Artist:    Led Zeppelin
Title:    Ramble On
Source:    CD: Led Zeppelin II
Writer(s):    Page/Plant
Label:    Atlantic
Year:    1969
    Some songs grab you the first time you hear them, but soon wear out their welcome. Others take a while to catch on, but tend to stay with you for a lifetime. Then there are those rare classics that manage to hook you from the start and yet never get old. One such song is Led Zeppelin's Ramble On, from their second LP. The song starts with a Jimmy Page acoustic guitar riff played high up on the neck with what sounds almost like footsteps keeping time (but turns out to be John Bonham playing bongo style on a guitar case). John Paul Jones soon adds one of the most melodic bass lines ever to appear in a rock song, followed closely by Robert Plant's Tolkien-influenced lyrics. For the chorus the band gets into electric mode, with guitar, bass and drums each contributing to a unique staggered rhythmic pattern. The song also contains one of Page's most memorable solos, that shares tonal qualities with Eric Clapton's work on Cream's Disraeli Gears album. Although I usually don't pay much attention to lyrics, one set of lines from Ramble On has stuck with me for a good many years:
'Twas in the darkest depths of Mordor
I met a girl so fair.
But Gollum, and the evil one crept up
And slipped away with her.
Fun stuff, that!

Artist:    Genesis
Title:    Supper's Ready
Source:    CD: Foxtrot
Writer(s):    Banks/Collins/Gabriel/Hackett/Rutherford
Label:    Rhino/Atlantic (original label: Charisma)
Year:    1972
    The longest track Genesis ever recorded is also one of their most celebrated. Supper's Ready, from the Foxtrot album, is almost 23 minutes long and takes up most of the second side of the original LP. At least one critic has proclaimed Supper's Ready to be the band's masterpiece. The song (or more accurately, song cycle) was originally released in October of 1972. The piece, with its supernatural imagery and overall theme of good vs. evil, was inspired by an incident at a British castle in which vocalist Peter Gabriel's wife Jill went into a trance state just as the windows of the room they were in suddenly blew open. Supper's Ready is divided into seven sections: Lover's Leap, The Guaranteed Eternal Sanctuary Man, Ikhnaton and Itsacon and Their Band of Merry Men, How Dare I Be So Beautiful, Willow Farm, Apocalypse in 9/8 (Co-Starring the Delicious Talents of Gabble Ratchet), and the final section, As Sure As Eggs Is Eggs (Aching Men's Feet), which combines elements of some of the earlier parts. From 1972 on Supper's Ready was the centerpiece of the band's stage show throughout Gabriel's tenure as frontman for Genesis.

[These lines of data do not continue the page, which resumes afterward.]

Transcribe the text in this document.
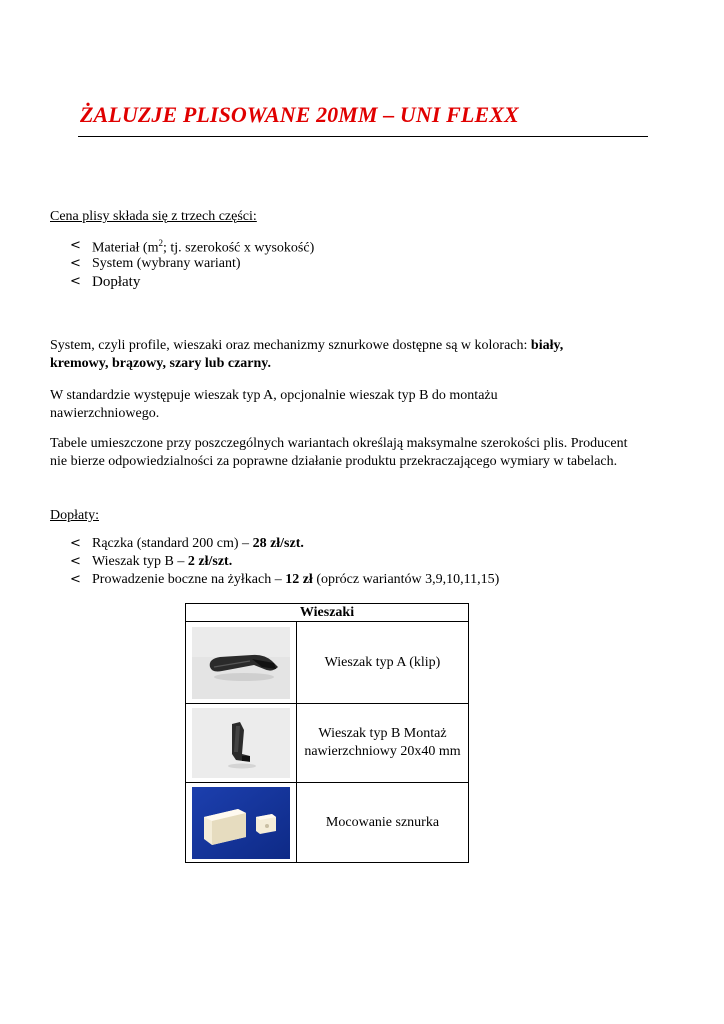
ŻALUZJE PLISOWANE 20MM – UNI FLEXX
Cena plisy składa się z trzech części:
< Materiał ($m^2$; tj. szerokość x wysokość)
< System (wybrany wariant)
< Dopłaty
System, czyli profile, wieszaki oraz mechanizmy sznurkowe dostępne są w kolorach: biały, kremowy, brązowy, szary lub czarny.
W standardzie występuje wieszak typ A, opcjonalnie wieszak typ B do montażu nawierzchniowego.
Tabele umieszczone przy poszczególnych wariantach określają maksymalne szerokości plis. Producent nie bierze odpowiedzialności za poprawne działanie produktu przekraczającego wymiary w tabelach.
Dopłaty:
< Rączka (standard 200 cm) – 28 zł/szt.
< Wieszak typ B – 2 zł/szt.
< Prowadzenie boczne na żyłkach – 12 zł (oprócz wariantów 3,9,10,11,15)
Wieszaki	

	Wieszak typ A (klip)

	Wieszak typ B Montaż nawierzchniowy 20x40 mm

	Mocowanie sznurka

Title:    Down By The River
Source:    CD: Everybody Knows This Is Nowhere
Writer(s):    Neil Young
Label:    Reprise
Year:    1969
    Down By The River is one of four songs on the album Everybody Knows This Is Nowhere that Neil Young wrote while running a fever of 103 degrees Fahrenheit (that's 39.5 degrees for people in civilized nations that use the Celsius, aka centrigrade, scale). By some strange coincidence, they are the four best songs on the album. I wish I could have been that sick in my days as a wannabe rock star.